Die Leute von Ferrari, die ihn anstelle von Verhandlungen mit Schweigen bedachten, bieten diesen Platz nicht mehr. Mercedes? Da gab es nach warmen Worten von Teamchef Toto Wolff eine klare Absage von Konzernchef Ola Källenius. Zwar seien beide Plätze im Mercedes noch frei, weiß Vettel. "Aber wenn Lewis weitermachen will, ist klar, dass er weitermachen kann. Und bei Valtteri ist es nach seinem Sieg am Wochenende ähnlich."

Alonso kehrt zurück - aber was wird aus Vettel?

Renault, wo in dieser Woche Fernando Alonso, 38, für seine letzten Ausfahrten in den Sonnenuntergang unterschrieb? Kam für Vettel nie ernsthaft in Betracht: Nicht etwa, weil das Team sportlich im Mittelfeld zu finden ist. Sondern weil seine Struktur jener bei Ferrari ähnelt. Die ihn, wie er sagte, in den vergangenen fünf Jahren "viel Kraft gekostet hat". Red Bull? Wäre perfekt. Gab Vettel zu. Mateschitz, Horner und vor allem Marko, der stets Vettels Vertrauter geblieben ist, würden den verlorenen Sohn wohl gar mit offenen Armen in Empfang nehmen. Jetzt, da der erkannt hat, dass die Welt südlich der Alpen zwar groß, aber auch hundsgemein ist.

Aber es gibt ein Problem, weswegen ihm sowohl Horner ("Ich fürchte, das ist ein entschiedenes Nein") als auch sein Freund Marko absagten: An der Seite von Verstappen ist kein Platz für einen Heißsporn, der bei Red Bull schon mit dem weit langsameren Kollegen Mark Webber aneinandergeriet. Auch aus einem zweiten, pikanteren Grund, den Marko bei Auto, Motor und Sport ausplauderte: Verstappens Teamkollege Alex Albon sei zur Hälfte Thailänder. "Und Red Bull gehört zu 51 Prozent Thailändern." Welch Pointe!

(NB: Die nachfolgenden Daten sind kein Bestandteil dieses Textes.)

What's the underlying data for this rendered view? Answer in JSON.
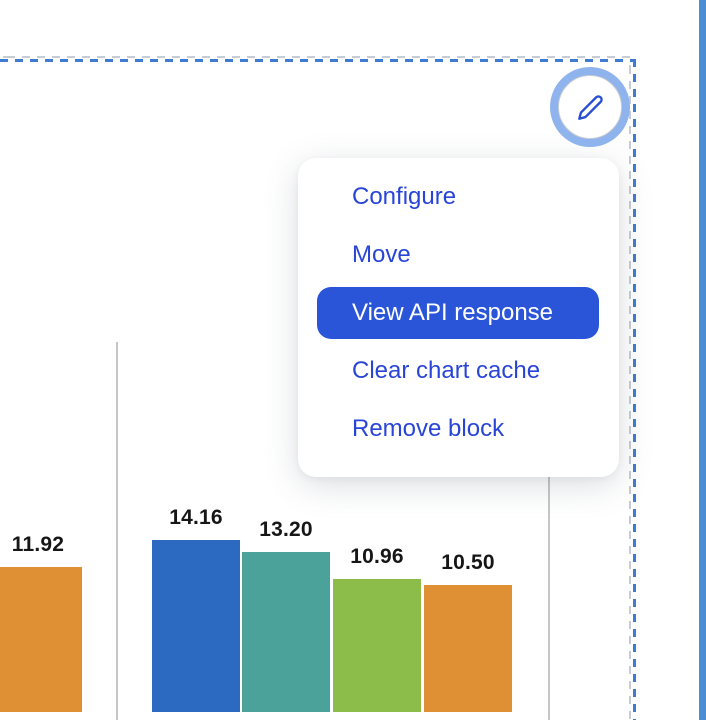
{
  "block_menu": {
    "edit_button": {
      "icon": "pencil-icon"
    },
    "items": [
      {
        "label": "Configure",
        "highlighted": false
      },
      {
        "label": "Move",
        "highlighted": false
      },
      {
        "label": "View API response",
        "highlighted": true
      },
      {
        "label": "Clear chart cache",
        "highlighted": false
      },
      {
        "label": "Remove block",
        "highlighted": false
      }
    ]
  },
  "chart_data": {
    "type": "bar",
    "orientation": "vertical",
    "data_labels_shown": true,
    "gridlines": "vertical category separators",
    "axes_visible": false,
    "visible_value_range": [
      10.5,
      14.16
    ],
    "bars": [
      {
        "group": 1,
        "value": 11.92,
        "label": "11.92",
        "color": "#e09034"
      },
      {
        "group": 2,
        "value": 14.16,
        "label": "14.16",
        "color": "#2c69c1"
      },
      {
        "group": 2,
        "value": 13.2,
        "label": "13.20",
        "color": "#4ba29b"
      },
      {
        "group": 2,
        "value": 10.96,
        "label": "10.96",
        "color": "#8cbd4b"
      },
      {
        "group": 2,
        "value": 10.5,
        "label": "10.50",
        "color": "#e09034"
      }
    ]
  },
  "colors": {
    "menu_text": "#2945d8",
    "menu_highlight_bg": "#2a55d9",
    "menu_highlight_text": "#ffffff",
    "selection_dash_blue": "#3f7bd0",
    "selection_dash_gray": "#c7ccd4",
    "edit_button_ring": "#8fb3ed",
    "pencil_icon": "#2a4fd3",
    "page_edge_strip": "#4b8ed3",
    "gridline": "#c6c6c6",
    "value_label": "#161616"
  }
}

Sie ist erklärungsbedürftig, beginnt im Jahr 1982 an einer Bar in Hongkong: Damals orderte ein der Welt unbekannter Handelsvertreter für Zahnpasta ein asiatisches Getränk namens "Krating Daeng". Das ist thailändisch, bedeutet "roter Stier". Der Drink beinhaltete Koffein und Taurin, eine organische Säure, die aus der Galle eines Ochsen isoliert wurde. Und er half Dietrich Mateschitz, seinen Jetlag zu überwinden. Er nahm Kontakt zu den Besitzern auf, passte die Rezeptur um ein paar Nuancen an. Und schon ging es los mit Red Bull. Der Vertrag, den Mateschitz schloss, hatte einen Haken: Er wurde Minderheitseigentümer, 51 Prozent von Red Bull gehören der thailändischen Familie Yoovidhya.

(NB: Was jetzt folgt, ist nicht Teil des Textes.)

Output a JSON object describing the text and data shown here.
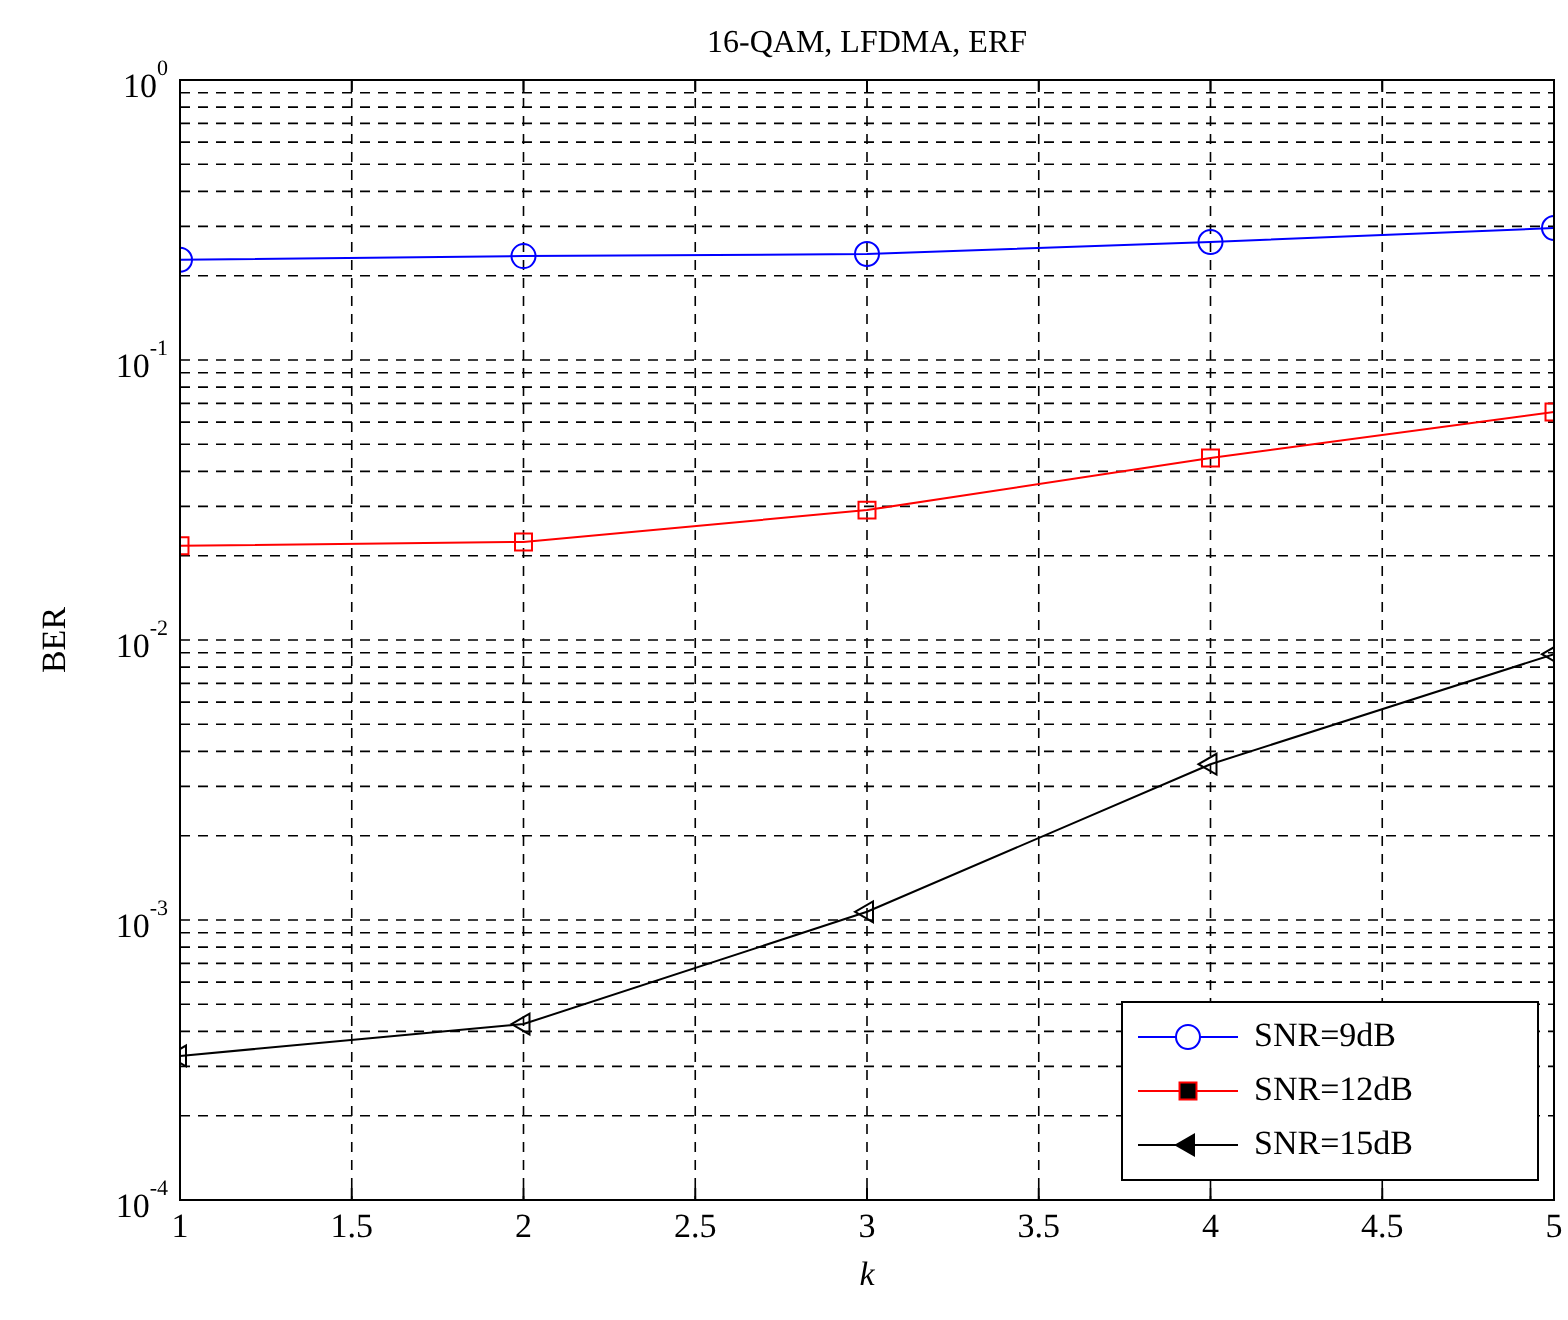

Vor fast 40 Jahren schloss Mateschitz einen Deal, der den Rennfahrer Vettel groß machte. Und der ihm nun gleichermaßen die Rückkehr in seine alte Heimat verwehrt.

Der Weg zu Red Bull, sagte Vettel nun, "ist kein weiter Weg". Manchmal aber sind ja die kurzen Wege die steinigsten.